A Napoli la prima mostra sui codici purpurei

Purpurei

In mostra alla Biblioteca Nazionale di Napoli dal primo dicembre due manoscritti di rara preziosità integralmente  in pergamena purpurea e vergati in inchiostri d’argento e d’oro: un Vangelo ravennate (ex Vindob. Lat. 3) contenente frammenti dei Vangeli di Luca e Marco, tra i più antichi codici purpurei conservati nei musei e biblioteche europee, risalente alla fine del V sec. d.C., e un Lezionario (ex Vindob. Gr. 2) databile al IX o a X sec. di committenza imperiale bizantina, come sembra suggerire il signum crucis con iscritto il nome “Basilius”, probabilmente un riferimento a Basilio I il Macedone o a Basilio II, entrambi appartenuti al convento di San Giovanni a Carbonara e, dopo varie vicende, pervenuti alla Biblioteca Nazionale di Napoli.
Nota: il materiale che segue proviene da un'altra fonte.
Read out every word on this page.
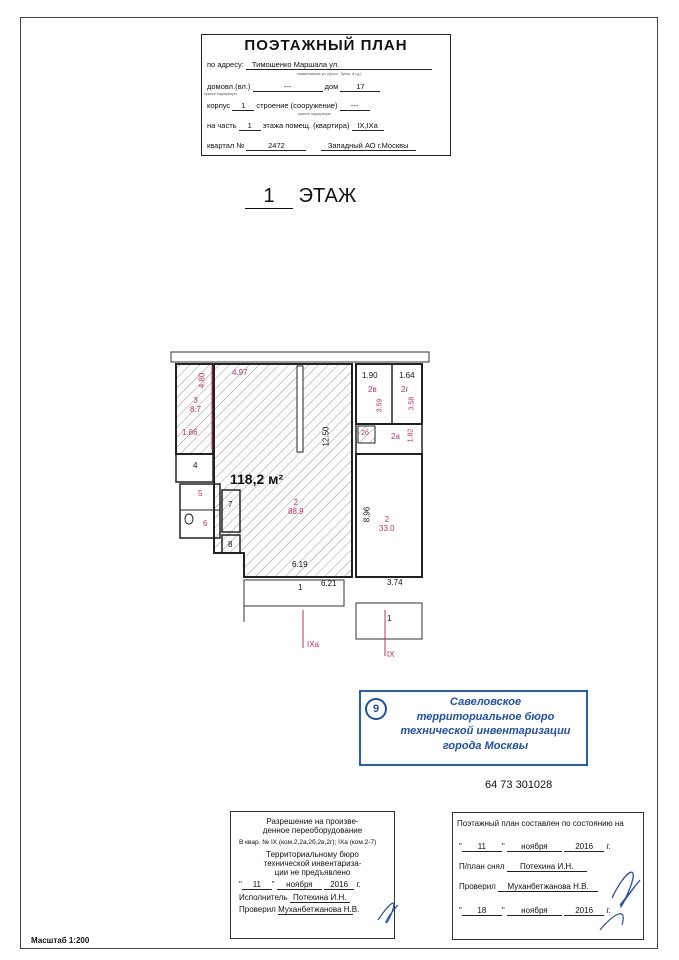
ПОЭТАЖНЫЙ ПЛАН
по адресу: Тимошенко Маршала ул.
наименование ул. (просп., бульв. и т.д.)
домовл.(вл.)	---	дом 17
нужное подчеркнуть
корпус 1 строение (сооружение) ---
нужное подчеркнуть
на часть 1 этажа помещ. (квартира) IX,IXа
квартал №	2472	Западный АО г.Москвы
1 ЭТАЖ
118,2 м²
4.97
4.80
1.86	12.50
6.19
6.21
8.96
3.74
1.90	1.64
3.59	3.58
1.82
3
8.7
2
88.9
2
33.0
2в	2г
2б	2а
4
5
6
7
8
1
1
IXа
IX
9
Савеловское
территориальное бюро
технической инвентаризации
города Москвы
64 73 301028
Разрешение на произве-
денное переоборудование
В квар. № IX (ком.2,2а,2б,2в,2г); IXа (ком.2-7)
Территориальному бюро
технической инвентариза-
ции не предъявлено
" 11 " ноября 2016 г.
Исполнитель Потехина И.Н.
Проверил Муханбетжанова Н.В.
Поэтажный план составлен по состоянию на
" 11 " ноября	2016 г.
П/план снял Потехина И.Н.
Проверил Муханбетжанова Н.В.
" 18 " ноября	2016 г.
Масштаб 1:200
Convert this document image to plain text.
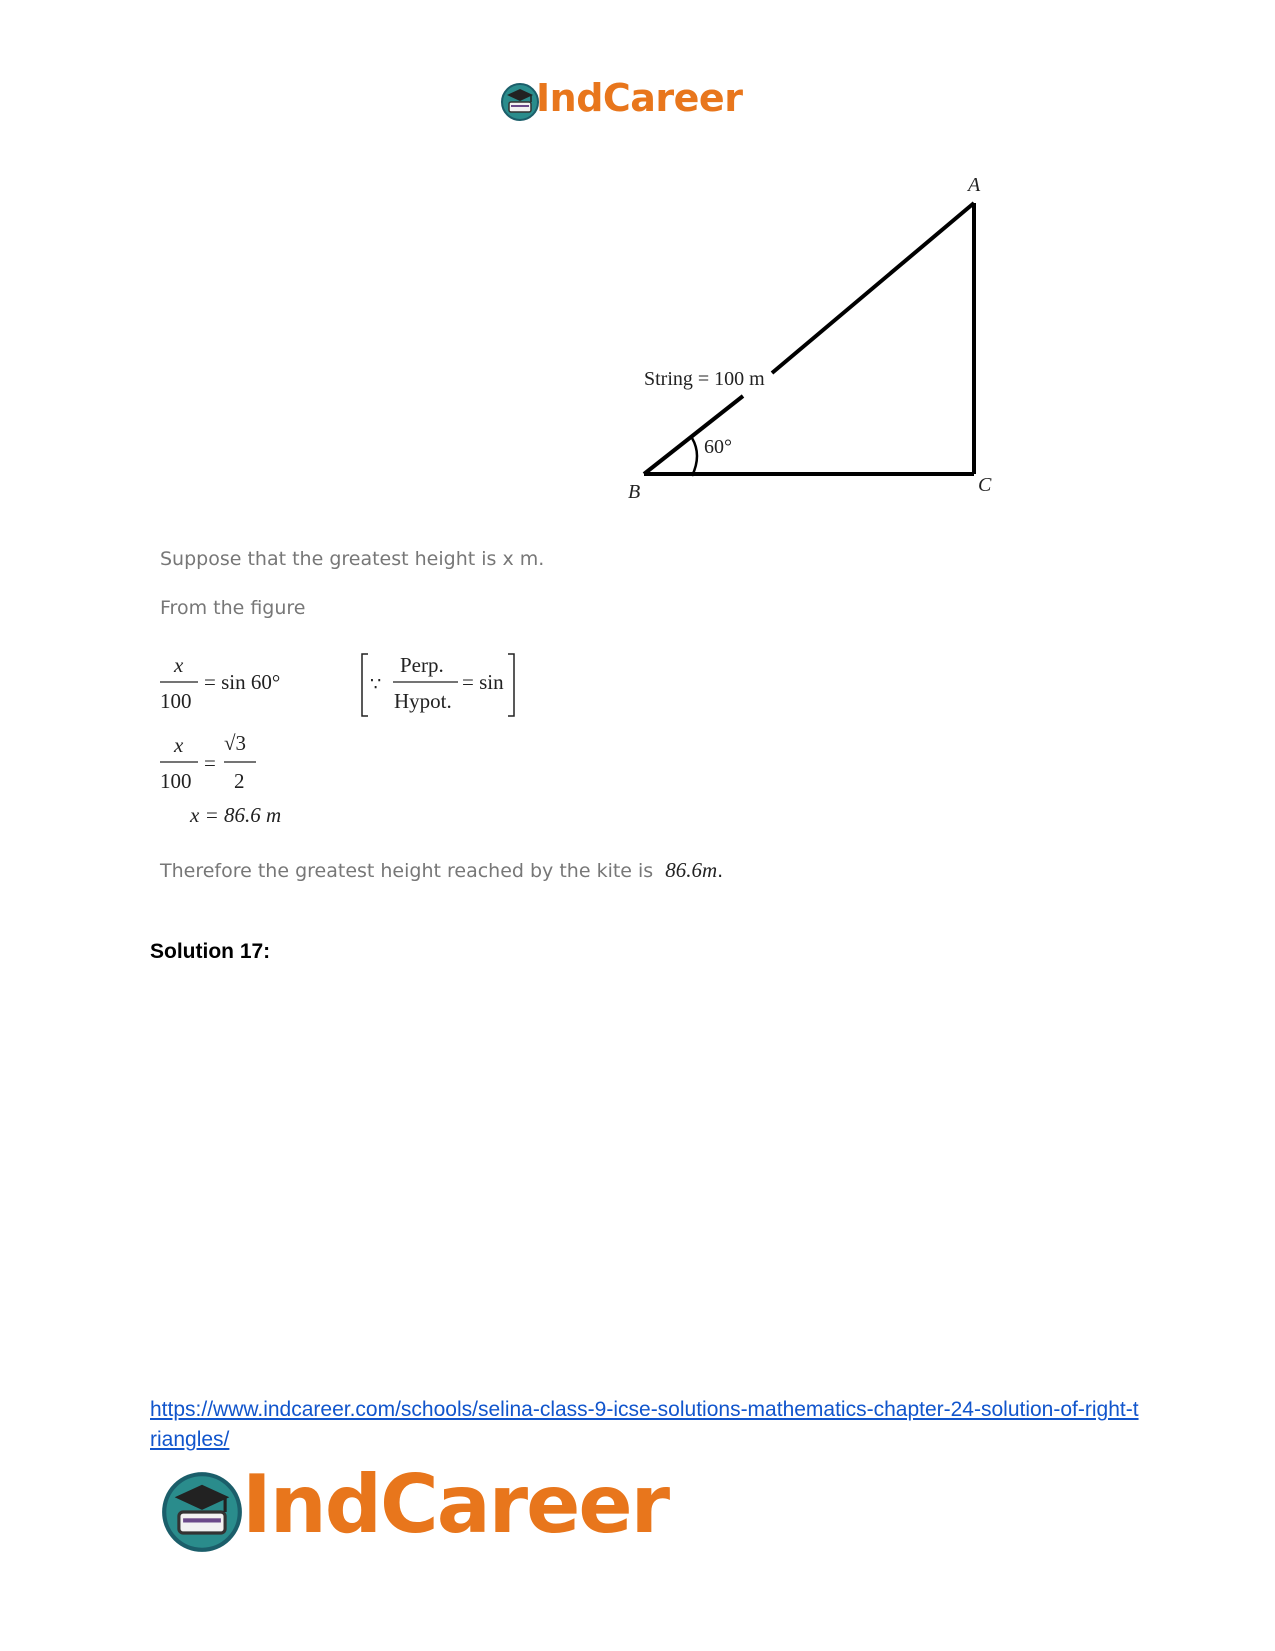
IndCareer
A
B	C
String = 100 m
60°
Suppose that the greatest height is x m.
From the figure
x
100
= sin 60°	∵
Perp.
Hypot.
= sin
x
100
=
√3
2
x = 86.6 m
Therefore the greatest height reached by the kite is 86.6m.
Solution 17:
https://www.indcareer.com/schools/selina-class-9-icse-solutions-mathematics-chapter-24-solution-of-right-triangles/
IndCareer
“Di porpora e di luce. Forma e materia dell’antico nei codici della Biblioteca Nazionale di Napoli” questo il titolo della mostra allestita a Napoli, la prima in assoluto dedicata ai codici con fogli in pergamena purpurea, frutto della collaborazione tra il Dipartimento di Lettere e Beni Culturali dell’Università della Campania “Luigi Vanvitelli” (Teresa D’Urso e Giulia Simeoni) e la Biblioteca Nazionale “Vittorio Emanuele III” (Daniela Bacca). Una mostra resa possibile, sottolinea la direttrice Maria Iannotti, dalla ricchezza di codici purpurei della biblioteca napoletana, sempre prodiga nel donarci bellezza ed occasioni di ricerca scientifica.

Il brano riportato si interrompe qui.